No entanto, parece que Clint Eastwood voltou a ter interesse, depois da monotonia de Hereafter, Changeling e Invictus (abro uma excepção para Gran Torino), mas não exageremos. O ex-Dirty Harry consegue captar algumas facetas do ego de Hoover, desde a mania das grandezas de quem pensa ter nascido para ser um herói, aos exageros dos seus méritos e dos perigos sobrenaturais do comunismo. Toda a ambiguidade e as fantasias egomaníacas chegam ao zénite quando Hoover assiste à parada presidencial e parece receber as palmas dirigidas ao novo presidente. Outro ponto alto do filme, em termos dramáticos/freudianos, é a cena em que J Edgar veste as roupas da mãe recém-falecida num rasgo de Norman Bates. Esse momento e a explosão de ciúmes do personagem interpretado por Armie Hammer, quando J Edgar pondera casar com uma actriz com quem se envolveu fisicamente são dos mais marcantes da narrativa. Quase me esqueci do pedaço de plástico a tapar a cara de Hammer.
Pelo meio o filme desenrola-se de uma forma algo neutra, descomprometida, cinzenta, sensaborona. Confesso que a figura quase mitológica de Hoover me fascina/repulsa há algum tempo e sem este factor duvido que o filme me mantivesse interessado.
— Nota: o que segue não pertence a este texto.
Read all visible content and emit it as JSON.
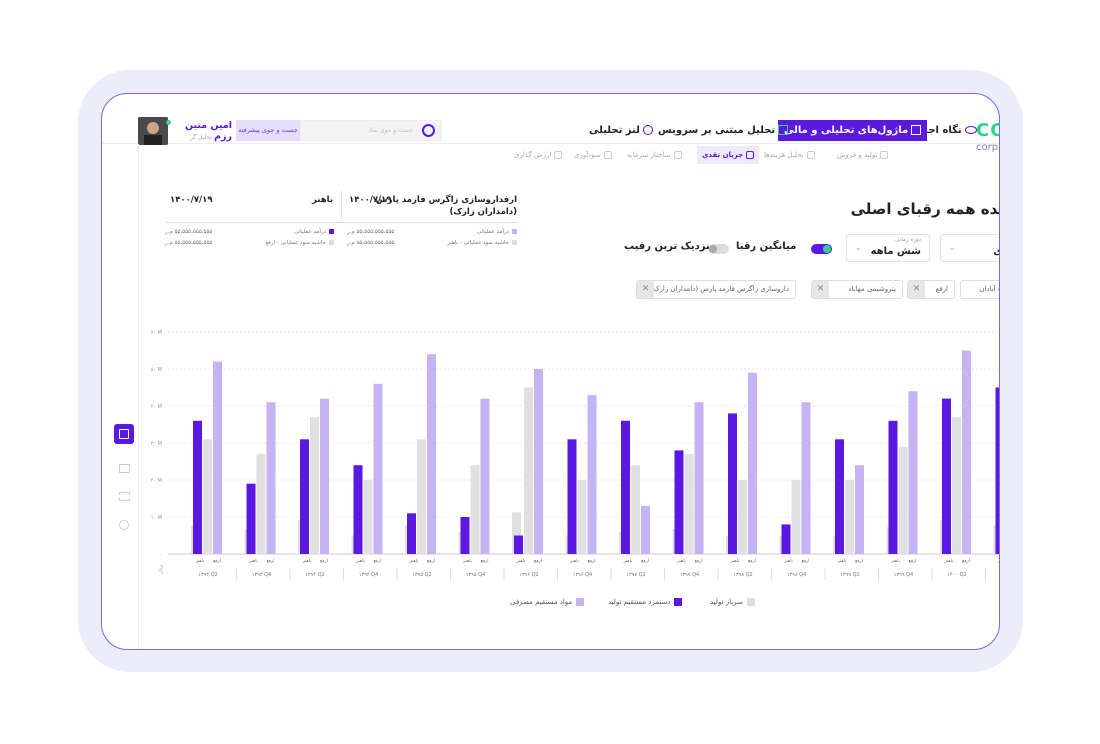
{
  "user": {
    "name": "امین متین رزم",
    "role": "تحلیل گر"
  },
  "search": {
    "advanced_label": "جست و جوی پیشرفته",
    "placeholder": "جست و جوی نماد"
  },
  "nav": {
    "items": [
      {
        "label": "نگاه اجمالی"
      },
      {
        "label": "ماژول‌های تحلیلی و مالی"
      },
      {
        "label": "تحلیل مبتنی بر سرویس"
      },
      {
        "label": "لنز تحلیلی"
      }
    ],
    "logo": "CO",
    "logo_sub": "corp"
  },
  "subnav": {
    "items": [
      {
        "label": "تولید و فروش"
      },
      {
        "label": "تحلیل هزینه‌ها"
      },
      {
        "label": "جریان نقدی"
      },
      {
        "label": "ساختار سرمایه"
      },
      {
        "label": "سودآوری"
      },
      {
        "label": "ارزش گذاری"
      }
    ]
  },
  "page": {
    "title": "شده همه رقبای اصلی"
  },
  "filters": {
    "period_caption": "دوره زمانی",
    "period_value": "شش ماهه",
    "other_value": "ای",
    "toggle_avg": "میانگین رقبا",
    "toggle_nearest": "نزدیک ترین رقیب"
  },
  "chips": [
    {
      "label": "داروسازی زاگرس فارمد پارس (دامداران زارک)"
    },
    {
      "label": "پتروشیمی مهاباد"
    },
    {
      "label": "ارفع"
    },
    {
      "label": "فت آبادان"
    }
  ],
  "info": {
    "company": "ارفداروسازی زاگرس فارمد پارس",
    "company_sub": "(دامداران زارک)",
    "date_left": "۱۴۰۰/۷/۱۹",
    "date_mid": "۱۴۰۰/۷/۱۹",
    "name_mid": "باهنر",
    "rows": [
      {
        "label": "درآمد عملیاتی",
        "value": "۵۵،۵۵۵،۵۵۵،۵۵۵ م.ر"
      },
      {
        "label": "حاشیه سود عملیاتی - باهنر",
        "value": "۵۵،۵۵۵،۵۵۵،۵۵۵ م.ر"
      },
      {
        "label": "درآمد عملیاتی",
        "value": "۵۵،۵۵۵،۵۵۵،۵۵۵ م.ر"
      },
      {
        "label": "حاشیه سود عملیاتی - ارفع",
        "value": "۵۵،۵۵۵،۵۵۵،۵۵۵ م.ر"
      }
    ]
  },
  "colors": {
    "primary": "#5a18e0",
    "light": "#c5b3f4",
    "gray": "#e0e0e0",
    "accent_green": "#2ed38a"
  },
  "chart_data": {
    "type": "bar",
    "y_ticks": [
      "۰",
      "۱۰ M",
      "۲۰ M",
      "۳۰ M",
      "۴۰ M",
      "۵۰ M",
      "۶۰ M"
    ],
    "ylim": [
      0,
      60
    ],
    "y_unit": "ریال",
    "bar_labels": [
      "ارفع",
      "باهنر"
    ],
    "categories": [
      "۱۳۹۳ Q2",
      "۱۳۹۳ Q4",
      "۱۳۹۴ Q2",
      "۱۳۹۴ Q4",
      "۱۳۹۵ Q2",
      "۱۳۹۵ Q4",
      "۱۳۹۶ Q2",
      "۱۳۹۶ Q4",
      "۱۳۹۷ Q2",
      "۱۳۹۷ Q4",
      "۱۳۹۸ Q2",
      "۱۳۹۸ Q4",
      "۱۳۹۹ Q2",
      "۱۳۹۹ Q4",
      "۱۴۰۰ Q2",
      "۱۴۰۰ Q4"
    ],
    "series": [
      {
        "name": "مواد مستقیم مصرفی",
        "color": "#c5b3f4",
        "values": [
          52,
          41,
          42,
          46,
          54,
          42,
          50,
          43,
          13,
          41,
          49,
          41,
          24,
          44,
          55,
          45
        ]
      },
      {
        "name": "دستمزد مستقیم تولید",
        "color": "#5a18e0",
        "values": [
          36,
          19,
          31,
          24,
          11,
          10,
          5,
          31,
          36,
          28,
          38,
          8,
          31,
          36,
          42,
          45
        ]
      },
      {
        "name": "سربار تولید",
        "color": "#e0e0e0",
        "values": [
          31,
          27,
          37,
          20,
          31,
          24,
          45,
          20,
          24,
          27,
          20,
          20,
          20,
          29,
          37,
          31
        ]
      }
    ],
    "legend": "bottom"
  }
}
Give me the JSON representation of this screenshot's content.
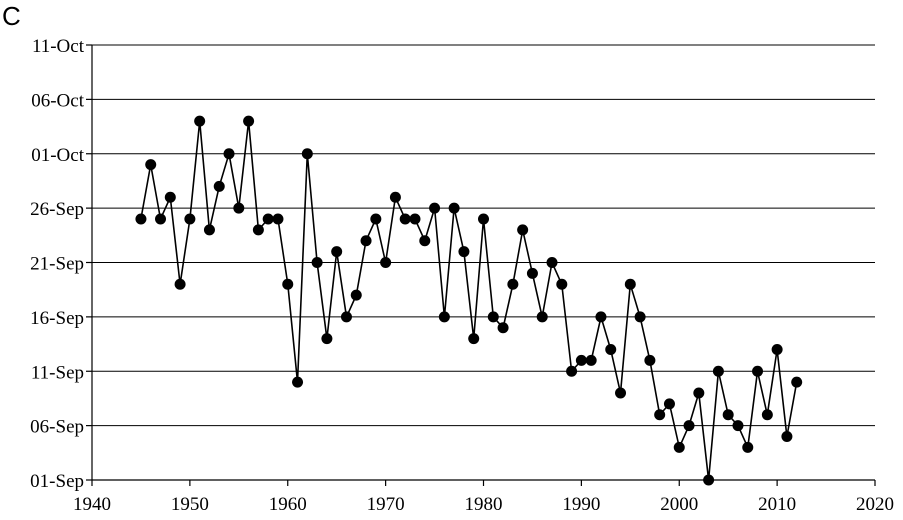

Esperava que Clint Eastwood tivesse concretizado melhor o retrato de Hoover, que tomasse uma posição mais vincada, nem que para isso se focasse apenas num aspecto. Por exemplo, a forma “Psycho” como a mãe (interpretada por Judi Dench) formatou um nerd da catalogação num diabrete capaz de chantagear o homem mais poderoso do mundo. Ou a forma como uma vida inteira trancado no armário da repressão sexual o transformou num mercenário político sem grande pachorra para escrúpulos ou direitos civis. Será que Hoover nunca deixou a sua libido correr à solta? São tantas a perguntas que ficam sem resposta. Talvez J Edgar seja uma personagem demasiado ambígua e abrangente para duas horas de cinema, pelo menos para as capacidades de Eastwood. Ficou um travo a brandura. Talvez a lente de Clint Eastwood precise de um pouco da assertividade da Magnum 44 de Dirty Harry.